A pilot was ordered for a series titled Sam & Cat. This series is a spin-off of both iCarly and Victorious, starring Ariana Grande as her character Cat Valentine from Victorious and Jennette McCurdy as Sam Puckett from iCarly. The series is about these two girls as they buddy up as roommates and start a babysitting business to fund their adventures. The 20-episode order was doubled to 40 episodes on July 11, 2013. However, by April 2014, the series was on hiatus due to behind-the-scenes issues with the cast and network.
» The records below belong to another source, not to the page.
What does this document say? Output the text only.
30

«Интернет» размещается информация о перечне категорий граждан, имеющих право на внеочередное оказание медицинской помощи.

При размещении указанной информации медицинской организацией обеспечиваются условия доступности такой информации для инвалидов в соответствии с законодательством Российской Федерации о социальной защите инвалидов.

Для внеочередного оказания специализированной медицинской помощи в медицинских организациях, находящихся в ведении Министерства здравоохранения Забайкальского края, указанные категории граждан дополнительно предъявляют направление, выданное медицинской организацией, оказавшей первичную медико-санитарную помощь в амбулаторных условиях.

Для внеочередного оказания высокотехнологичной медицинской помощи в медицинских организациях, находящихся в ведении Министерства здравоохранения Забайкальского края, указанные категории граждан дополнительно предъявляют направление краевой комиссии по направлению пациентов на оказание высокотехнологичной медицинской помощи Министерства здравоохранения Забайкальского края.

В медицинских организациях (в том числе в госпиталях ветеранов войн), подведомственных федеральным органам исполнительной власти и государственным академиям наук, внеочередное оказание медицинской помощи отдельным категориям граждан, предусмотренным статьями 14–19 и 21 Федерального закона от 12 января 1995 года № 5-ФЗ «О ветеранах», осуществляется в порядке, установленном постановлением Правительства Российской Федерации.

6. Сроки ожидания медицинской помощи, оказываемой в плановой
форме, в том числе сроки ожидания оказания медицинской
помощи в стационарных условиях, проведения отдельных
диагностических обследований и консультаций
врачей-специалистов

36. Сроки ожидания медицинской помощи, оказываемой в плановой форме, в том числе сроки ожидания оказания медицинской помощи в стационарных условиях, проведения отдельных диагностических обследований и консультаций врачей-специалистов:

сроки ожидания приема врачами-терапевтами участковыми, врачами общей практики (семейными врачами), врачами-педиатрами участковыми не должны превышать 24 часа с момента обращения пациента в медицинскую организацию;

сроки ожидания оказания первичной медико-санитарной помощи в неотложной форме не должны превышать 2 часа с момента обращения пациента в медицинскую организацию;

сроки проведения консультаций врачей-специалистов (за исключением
After months of speculation, Sam & Cat was officially canceled on July 13, 2014.

=== Hollywood Arts ===

On February 6, 2025, it was announced that Nickelodeon was developing a Victorious spin-off titled Hollywood Arts. Daniella Monet is set to reprise her role as Trina Vega, as well as executive producing the show. Dan Schneider, the creator of the original series, has no involvement with this project. Jake Farrow, who performed the voice of Rex Powers on Victorious, and Samantha Martin are the showrunners. The show will debut on Netflix in 2026, with subsequent distribution on Nickelodeon and Paramount+.